Multiple alignment of Factor XI (FXI) amino acid sequence with other serine proteases involved in the coagulation system, using Clustal Omega program. Highlighted within dashed box the well conserved Cysteine–Alanine–Glycine (‘CAG’) sequence. P03951 Uniprot ID Coagulation factor XI; P00472 Uniprot ID Coagulation factor X; P00740 Uniprot ID Coagulation factor IX; P08709 Uniprot ID Coagulation factor VII; P00734 Uniprot ID Prothrombin; P04070 Uniprot ID Vitamin K-dependent protein C.

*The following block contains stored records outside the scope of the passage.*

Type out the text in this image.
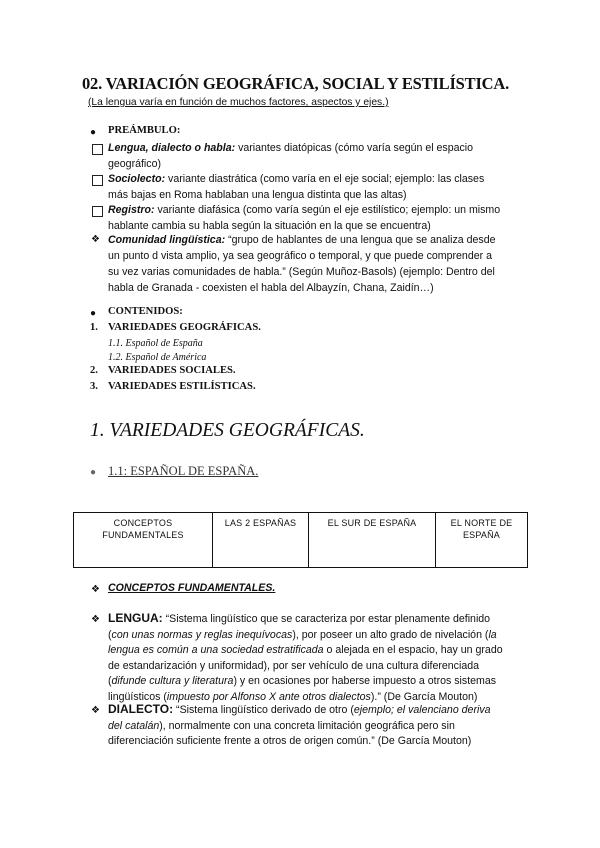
02. VARIACIÓN GEOGRÁFICA, SOCIAL Y ESTILÍSTICA.
(La lengua varía en función de muchos factores, aspectos y ejes.)
● PREÁMBULO:
Lengua, dialecto o habla: variantes diatópicas (cómo varía según el espacio geográfico)
Sociolecto: variante diastrática (como varía en el eje social; ejemplo: las clases más bajas en Roma hablaban una lengua distinta que las altas)
Registro: variante diafásica (como varía según el eje estilístico; ejemplo: un mismo hablante cambia su habla según la situación en la que se encuentra)
❖ Comunidad lingüística: “grupo de hablantes de una lengua que se analiza desde un punto d vista amplio, ya sea geográfico o temporal, y que puede comprender a su vez varias comunidades de habla.” (Según Muñoz-Basols) (ejemplo: Dentro del habla de Granada - coexisten el habla del Albayzín, Chana, Zaidín…)
● CONTENIDOS:
1. VARIEDADES GEOGRÁFICAS.
1.1. Español de España
1.2. Español de América
2. VARIEDADES SOCIALES.
3. VARIEDADES ESTILÍSTICAS.
1. VARIEDADES GEOGRÁFICAS.
● 1.1: ESPAÑOL DE ESPAÑA.
CONCEPTOS FUNDAMENTALES	LAS 2 ESPAÑAS	EL SUR DE ESPAÑA	EL NORTE DE ESPAÑA
❖ CONCEPTOS FUNDAMENTALES.
❖ LENGUA: “Sistema lingüístico que se caracteriza por estar plenamente definido (con unas normas y reglas inequívocas), por poseer un alto grado de nivelación (la lengua es común a una sociedad estratificada o alejada en el espacio, hay un grado de estandarización y uniformidad), por ser vehículo de una cultura diferenciada (difunde cultura y literatura) y en ocasiones por haberse impuesto a otros sistemas lingüísticos (impuesto por Alfonso X ante otros dialectos).” (De García Mouton)
❖ DIALECTO: “Sistema lingüístico derivado de otro (ejemplo; el valenciano deriva del catalán), normalmente con una concreta limitación geográfica pero sin diferenciación suficiente frente a otros de origen común.” (De García Mouton)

The p.Gly418Val variant has been previously identified in FXI-deficient patients who showed dental or gingival bleeding; one of these patients was of Italian origin.[40] We detected this variant in a moderately deficient woman with easy bruising (P14), but with no bleeding episodes during surgery; notably, she suffered from cerebellar ischemia when she was taking birth control pills, suggesting that the bleeding tendency may not enough to avoid thrombotic events, at least in the presence of triggers. The data in the present study confirm the wide heterogeneity of the clinical and biochemical findings in subjects showing the FXI deficiency. A novel potentially deleterious mutation in the catalytic domain was reported. Additional studies are needed to better define the genotype–phenotype relationship in FXI-deficient subjects.